Figure 5.  Unmet need of the Frederick Department of Social Services and the routes of Northwest Community Services.


 

 


·        Flex Routing and Demand Responsive Transportation

 

Flex routing and demand responsive transportation are perhaps the most feasible of the above ideas.  The fact that so much of the planning district is covered by the routes is certainly encouraging, even if the times that vehicles travel each route are limited.  Given the degree of variability inherent to many of the routes, a demand responsive system would likely work best for clients who have some flexibility in their trips.  This specifically indicates that people who need transportation to and from a job on a regular basis may have difficulty with the options available, whereas those who need a ride periodically to a medical appointment or shopping center might have more success.
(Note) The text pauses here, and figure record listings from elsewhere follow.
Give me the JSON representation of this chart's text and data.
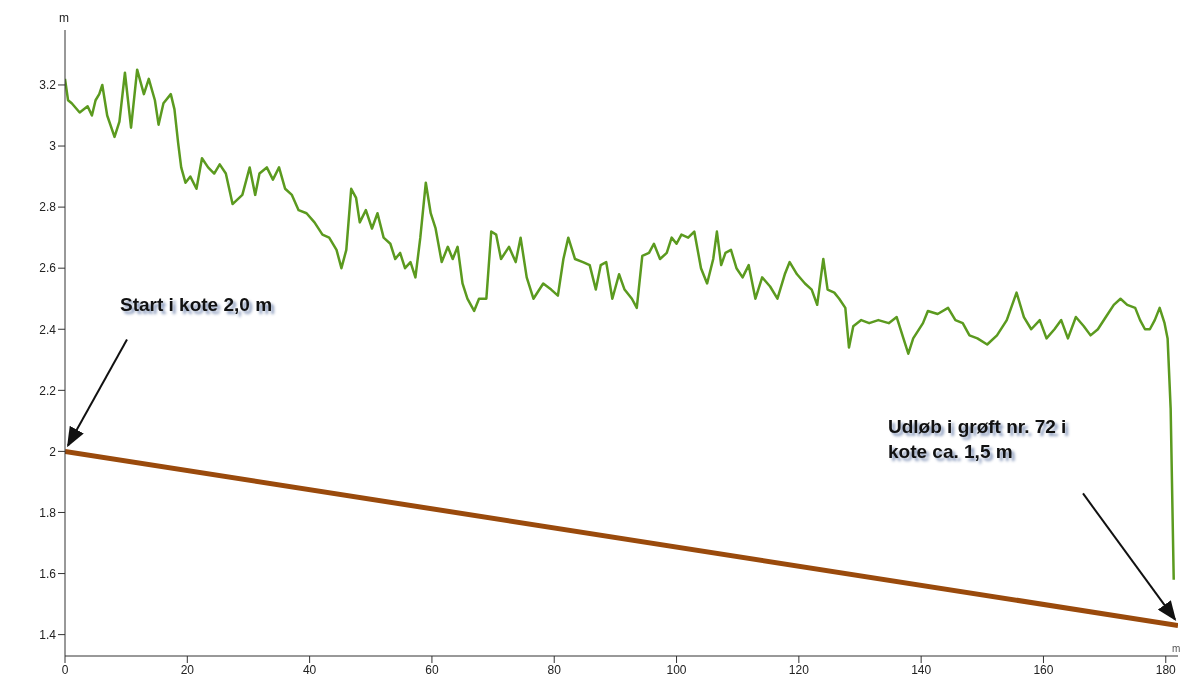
{
  "chart_data": {
    "type": "line",
    "xlabel": "m",
    "ylabel": "m",
    "xlim": [
      0,
      182
    ],
    "xticks": [
      0,
      20,
      40,
      60,
      80,
      100,
      120,
      140,
      160,
      180
    ],
    "ylim": [
      1.33,
      3.38
    ],
    "yticks": [
      1.4,
      1.6,
      1.8,
      2,
      2.2,
      2.4,
      2.6,
      2.8,
      3,
      3.2
    ],
    "grid": false,
    "marker": "none",
    "line_style": "solid",
    "series": [
      {
        "color": "#5b9a1f",
        "x": [
          0,
          0.5,
          1.1,
          2.4,
          3.7,
          4.4,
          5,
          5.6,
          6.1,
          6.9,
          8.1,
          8.9,
          9.8,
          10.8,
          11.8,
          12.9,
          13.7,
          14.7,
          15.3,
          16.1,
          17.3,
          17.9,
          18.5,
          19,
          19.7,
          20.5,
          21.5,
          22.4,
          23.4,
          24.4,
          25.3,
          26.3,
          27.4,
          29,
          30.2,
          31.1,
          31.8,
          33,
          34,
          35,
          36,
          37.1,
          38.2,
          39.5,
          40.8,
          42.1,
          43.2,
          44.4,
          45.2,
          46,
          46.8,
          47.6,
          48.2,
          49.2,
          50.2,
          51.1,
          52.1,
          53.2,
          54,
          54.8,
          55.6,
          56.5,
          57.3,
          58.1,
          59,
          59.8,
          60.6,
          61.6,
          62.6,
          63.4,
          64.2,
          65,
          65.8,
          66.9,
          67.7,
          68.9,
          69.7,
          70.5,
          71.3,
          72.6,
          73.7,
          74.5,
          75.5,
          76.6,
          78.2,
          79.5,
          80.6,
          81.5,
          82.3,
          83.4,
          84.7,
          85.8,
          86.8,
          87.6,
          88.5,
          89.5,
          90.6,
          91.5,
          92.7,
          93.5,
          94.4,
          95.5,
          96.3,
          97.3,
          98.4,
          99.2,
          100,
          100.8,
          101.9,
          102.9,
          104,
          105,
          106,
          106.6,
          107.3,
          108,
          108.9,
          109.8,
          110.8,
          111.8,
          112.9,
          114,
          115.3,
          116.5,
          117.7,
          118.5,
          119.7,
          121,
          122.1,
          123,
          124,
          124.7,
          125.8,
          126.6,
          127.6,
          128.2,
          128.9,
          130.2,
          131.5,
          133,
          134.7,
          136,
          137.1,
          137.9,
          138.7,
          140.3,
          141.1,
          142.7,
          144.4,
          145.6,
          146.8,
          147.9,
          149.2,
          150.8,
          152.4,
          154,
          155.6,
          156.8,
          158,
          159.4,
          160.5,
          161.8,
          162.9,
          164,
          165.3,
          166.6,
          167.7,
          168.9,
          170.2,
          171.5,
          172.6,
          173.7,
          175,
          175.8,
          176.6,
          177.4,
          178.2,
          179,
          179.8,
          180.3,
          180.8,
          181.3
        ],
        "values": [
          3.22,
          3.15,
          3.14,
          3.11,
          3.13,
          3.1,
          3.15,
          3.17,
          3.2,
          3.1,
          3.03,
          3.08,
          3.24,
          3.06,
          3.25,
          3.17,
          3.22,
          3.15,
          3.07,
          3.14,
          3.17,
          3.12,
          3.01,
          2.93,
          2.88,
          2.9,
          2.86,
          2.96,
          2.93,
          2.91,
          2.94,
          2.91,
          2.81,
          2.84,
          2.93,
          2.84,
          2.91,
          2.93,
          2.89,
          2.93,
          2.86,
          2.84,
          2.79,
          2.78,
          2.75,
          2.71,
          2.7,
          2.66,
          2.6,
          2.66,
          2.86,
          2.83,
          2.75,
          2.79,
          2.73,
          2.78,
          2.7,
          2.68,
          2.63,
          2.65,
          2.6,
          2.62,
          2.57,
          2.7,
          2.88,
          2.78,
          2.73,
          2.62,
          2.67,
          2.63,
          2.67,
          2.55,
          2.5,
          2.46,
          2.5,
          2.5,
          2.72,
          2.71,
          2.63,
          2.67,
          2.62,
          2.7,
          2.57,
          2.5,
          2.55,
          2.53,
          2.51,
          2.63,
          2.7,
          2.63,
          2.62,
          2.61,
          2.53,
          2.61,
          2.62,
          2.5,
          2.58,
          2.53,
          2.5,
          2.47,
          2.64,
          2.65,
          2.68,
          2.63,
          2.65,
          2.7,
          2.68,
          2.71,
          2.7,
          2.72,
          2.6,
          2.55,
          2.63,
          2.72,
          2.61,
          2.65,
          2.66,
          2.6,
          2.57,
          2.61,
          2.5,
          2.57,
          2.54,
          2.5,
          2.58,
          2.62,
          2.58,
          2.55,
          2.53,
          2.48,
          2.63,
          2.53,
          2.52,
          2.5,
          2.47,
          2.34,
          2.41,
          2.43,
          2.42,
          2.43,
          2.42,
          2.44,
          2.37,
          2.32,
          2.37,
          2.42,
          2.46,
          2.45,
          2.47,
          2.43,
          2.42,
          2.38,
          2.37,
          2.35,
          2.38,
          2.43,
          2.52,
          2.44,
          2.4,
          2.43,
          2.37,
          2.4,
          2.43,
          2.37,
          2.44,
          2.41,
          2.38,
          2.4,
          2.44,
          2.48,
          2.5,
          2.48,
          2.47,
          2.43,
          2.4,
          2.4,
          2.43,
          2.47,
          2.42,
          2.37,
          2.14,
          1.58
        ]
      },
      {
        "color": "#9a4a0c",
        "x": [
          0,
          182
        ],
        "values": [
          2.0,
          1.43
        ]
      }
    ],
    "annotations": [
      {
        "text": "Start i kote 2,0 m",
        "x": 0,
        "y": 2.0
      },
      "Udløb i grøft nr. 72 i kote ca. 1,5 m"
    ]
  }
}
Agencies could provide morning trips out with a return in the afternoon.  These routes could be viewed as connecting towns with departure and arrival times in each town.  Note, however, that the nature of many of the routes is to stay within a fairly limited area.  Though a demand response client may be able to go between a few towns within their county, they may not be able to go to the far side of the planning district.  It would probably not be practical to attempt to arrange transfer trips.

 

·        Computer Aided Dispatching

 

Finally, the dispatching issue is essentially a question of communication.  Though it is not geographic in nature, some information on current dispatching procedures did come up in the course of gathering route data.  Almost all the agencies accomplish their dispatching through informal means.  Those with regular routes only have to keep track of daily variability, which is often best accomplished by having the driver or someone close to the driver in the organization handle minor route changes.  For example, Shenandoah Area Agency on Aging has each of the six senior centers do their own dispatching.  Shen-Paco’s dispatching is very informal and changes are made by calling an administrator in the office.  By a conservative count, perhaps 18 dispatch locations are involved.

 

Whatever the product of this effort is, it is sure to rely heavily on clear communication so the effective use of communication tools will play an important role.  Given the relatively small number of participating agencies and the relative scarcity of resources (time and money), the product should be kept fairly simple. However, there is a significant amount of complexity to the issues at hand.  An effective way to tackle that complexity would be to develop a system that allows dispatchers to quickly view some generalized options and then contact the other dispatchers in question.  In other words, the system would provide general information then get the right people talking to each other in order to work out all the necessary details.  This approach would deal effectively with daily variability and other tricky factors such as client compatibility by letting the people involved make those decisions based on a first hand knowledge of the factors involved.  The decentralized nature of dispatching would be one of the challenges to overcome in such a system.

 

 

CONCLUSION

 

As described in this paper, experience in the Northern Shenandoah Mobility Project indicates that GIS is an effective tool to use in identifying the need for, and requirements for, ITS solutions for public transportation challenges in rural regions.  It is recommended that a rigorous needs assessment, using tools such as GIS, be conducted to support the development of unique ITS systems.